Wednesday, March 19, 2008

TCI Fails to Slay the Japan Inc. Dinosaur

"Unless you are willing to drench yourself in your work beyond the capacity of the average person, you are just not cut out for positions at the top."

J.C. Penney
former chairman, J.C. Penney

Recent comments from U.K. based hedge fund, The Children's Fund, in the Nikkei news media were marked by anger, scorn and regret - kind of like a teen's reaction to the outright rejection by the belle of the local high school.

The point of contention was JPower, a leading electricity utility in Japan. The Board of JPower apparently decided that it was not going to kowtow to pressure from TCI to up its dividend. Since TCI built up its stake in the firm it has failed to bring to Japan the same sort of investor activism that has made is successful in Europe. Reality bites and when it does it can hurt. In this case the pain could run into quite a few million Benjamins!

So where do they go now? And what is the future of investor activist tactics in Japan? The news is not good. TCI executives railed the decision of the Board and announced that it would recommend all foreigners to sell their equity holdings in Japan Inc. (which they have been doing anyway the last 2 years), and, that European regulators should not allow any Japanese corporation to take more than a 10% stake in any European companies - tit for tat retaliation - another school playground strategy!

The fact is, investor activism and M&A tactics in general have not taken off in Japan. The country remains deeply suspicious of anyone, let alone outsiders, telling them to focus on shareholder value. It is a generational issue. Old geezers never conducted business that way and are not likely to change in the short run.

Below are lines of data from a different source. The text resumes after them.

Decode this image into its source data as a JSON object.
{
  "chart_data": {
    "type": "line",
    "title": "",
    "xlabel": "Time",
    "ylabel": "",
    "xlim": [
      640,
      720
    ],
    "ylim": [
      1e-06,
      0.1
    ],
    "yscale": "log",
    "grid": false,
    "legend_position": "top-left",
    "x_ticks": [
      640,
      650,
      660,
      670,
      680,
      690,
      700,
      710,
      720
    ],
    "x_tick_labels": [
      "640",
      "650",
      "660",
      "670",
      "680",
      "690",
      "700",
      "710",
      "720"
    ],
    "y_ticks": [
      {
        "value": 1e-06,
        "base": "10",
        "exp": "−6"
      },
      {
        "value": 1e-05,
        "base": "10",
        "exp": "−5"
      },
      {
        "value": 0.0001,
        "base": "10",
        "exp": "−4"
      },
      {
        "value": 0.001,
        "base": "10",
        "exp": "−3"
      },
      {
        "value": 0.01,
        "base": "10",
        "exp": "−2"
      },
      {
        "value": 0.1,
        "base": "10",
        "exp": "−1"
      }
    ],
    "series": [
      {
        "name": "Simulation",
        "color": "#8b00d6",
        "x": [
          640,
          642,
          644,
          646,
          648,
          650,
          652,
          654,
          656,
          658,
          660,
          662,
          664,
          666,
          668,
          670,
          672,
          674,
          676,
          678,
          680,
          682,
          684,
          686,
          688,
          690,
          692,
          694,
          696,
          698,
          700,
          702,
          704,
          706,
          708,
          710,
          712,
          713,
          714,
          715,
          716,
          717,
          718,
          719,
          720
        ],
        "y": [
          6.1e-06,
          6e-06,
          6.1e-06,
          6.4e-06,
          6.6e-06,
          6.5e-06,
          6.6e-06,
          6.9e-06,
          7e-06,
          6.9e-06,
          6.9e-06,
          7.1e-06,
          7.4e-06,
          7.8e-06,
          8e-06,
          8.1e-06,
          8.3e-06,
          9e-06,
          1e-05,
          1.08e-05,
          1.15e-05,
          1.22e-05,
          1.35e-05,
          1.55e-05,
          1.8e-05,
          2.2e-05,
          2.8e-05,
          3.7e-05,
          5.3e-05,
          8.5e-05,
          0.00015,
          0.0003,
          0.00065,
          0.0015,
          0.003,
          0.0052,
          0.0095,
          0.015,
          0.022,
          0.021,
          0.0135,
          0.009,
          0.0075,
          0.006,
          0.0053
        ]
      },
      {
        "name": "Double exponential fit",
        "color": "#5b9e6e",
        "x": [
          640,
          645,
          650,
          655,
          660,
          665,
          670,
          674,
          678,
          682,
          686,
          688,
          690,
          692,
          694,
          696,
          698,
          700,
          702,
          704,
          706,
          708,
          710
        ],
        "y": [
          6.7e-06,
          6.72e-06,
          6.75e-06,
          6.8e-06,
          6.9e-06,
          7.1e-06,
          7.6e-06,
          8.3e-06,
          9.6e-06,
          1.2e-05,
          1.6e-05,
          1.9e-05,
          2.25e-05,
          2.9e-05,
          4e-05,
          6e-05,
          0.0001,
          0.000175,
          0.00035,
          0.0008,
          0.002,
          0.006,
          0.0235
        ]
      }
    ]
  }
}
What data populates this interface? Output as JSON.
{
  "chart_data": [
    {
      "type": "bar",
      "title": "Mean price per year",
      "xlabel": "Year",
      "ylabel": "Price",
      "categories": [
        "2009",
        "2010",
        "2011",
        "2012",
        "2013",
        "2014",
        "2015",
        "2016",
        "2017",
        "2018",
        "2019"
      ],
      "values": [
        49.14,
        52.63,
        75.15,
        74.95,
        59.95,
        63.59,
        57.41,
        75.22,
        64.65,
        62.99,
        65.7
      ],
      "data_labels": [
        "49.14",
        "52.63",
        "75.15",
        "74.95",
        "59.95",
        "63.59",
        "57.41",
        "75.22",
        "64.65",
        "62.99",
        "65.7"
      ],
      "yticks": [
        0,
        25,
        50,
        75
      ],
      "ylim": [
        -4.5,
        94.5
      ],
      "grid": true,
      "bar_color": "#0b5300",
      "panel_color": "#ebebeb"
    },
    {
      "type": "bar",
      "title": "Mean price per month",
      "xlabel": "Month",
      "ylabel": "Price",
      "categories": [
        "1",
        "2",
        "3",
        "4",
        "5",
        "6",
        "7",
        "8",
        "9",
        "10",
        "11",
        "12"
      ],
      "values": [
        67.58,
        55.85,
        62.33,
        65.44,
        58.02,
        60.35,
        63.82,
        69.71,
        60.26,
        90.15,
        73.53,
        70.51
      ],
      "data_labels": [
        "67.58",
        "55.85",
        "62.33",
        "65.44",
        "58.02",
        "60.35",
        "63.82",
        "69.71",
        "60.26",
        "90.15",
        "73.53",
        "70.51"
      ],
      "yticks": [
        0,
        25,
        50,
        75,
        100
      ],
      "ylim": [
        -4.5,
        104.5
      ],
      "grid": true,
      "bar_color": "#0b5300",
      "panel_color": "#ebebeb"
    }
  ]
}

As a result the best that a typical value-investor could achieve was to 1) coax senior management by enriching them personally with a "new strategy" 2) embarrassing senior management with public revelations about the activities of Board Members 3) "gang tackling" by taking equity in the company along with other friendly hedge funds.

However, in terms of responsible management practices Japan continues to rank near the bottom of most league tables ranking international markets. The legal system favors the incumbent management (however inefficient) and practices are opaque and critical of foreigners. The fact that there have been a number of illegal activities by so-called activist practitioners did not help to restore investor confidence in the system either. All of which is a shame.

At just the moment in history when radical change is needed within the industrial framework in order to tackle many serious issues it resorted to its Dinosaur Practices of YesterYear: obfusticate, hide, caojole, protect, screen and allow the status quo to remain just that. Ironically, what is needed is a shot in the arm.

The stock market recognizes this and has underperformed over the last few years in recognition of this. And it will continue to underperform. Until the very framework changes Japan will remain the short of choice among global hedge fund managers, unless they are looking to buy a car or exercise on a WII game. In the good ole days Japan Inc. offered innovative technological products, industrial best practices and cheap sources of capital. Not anymore, these have become commodities. Mahalo.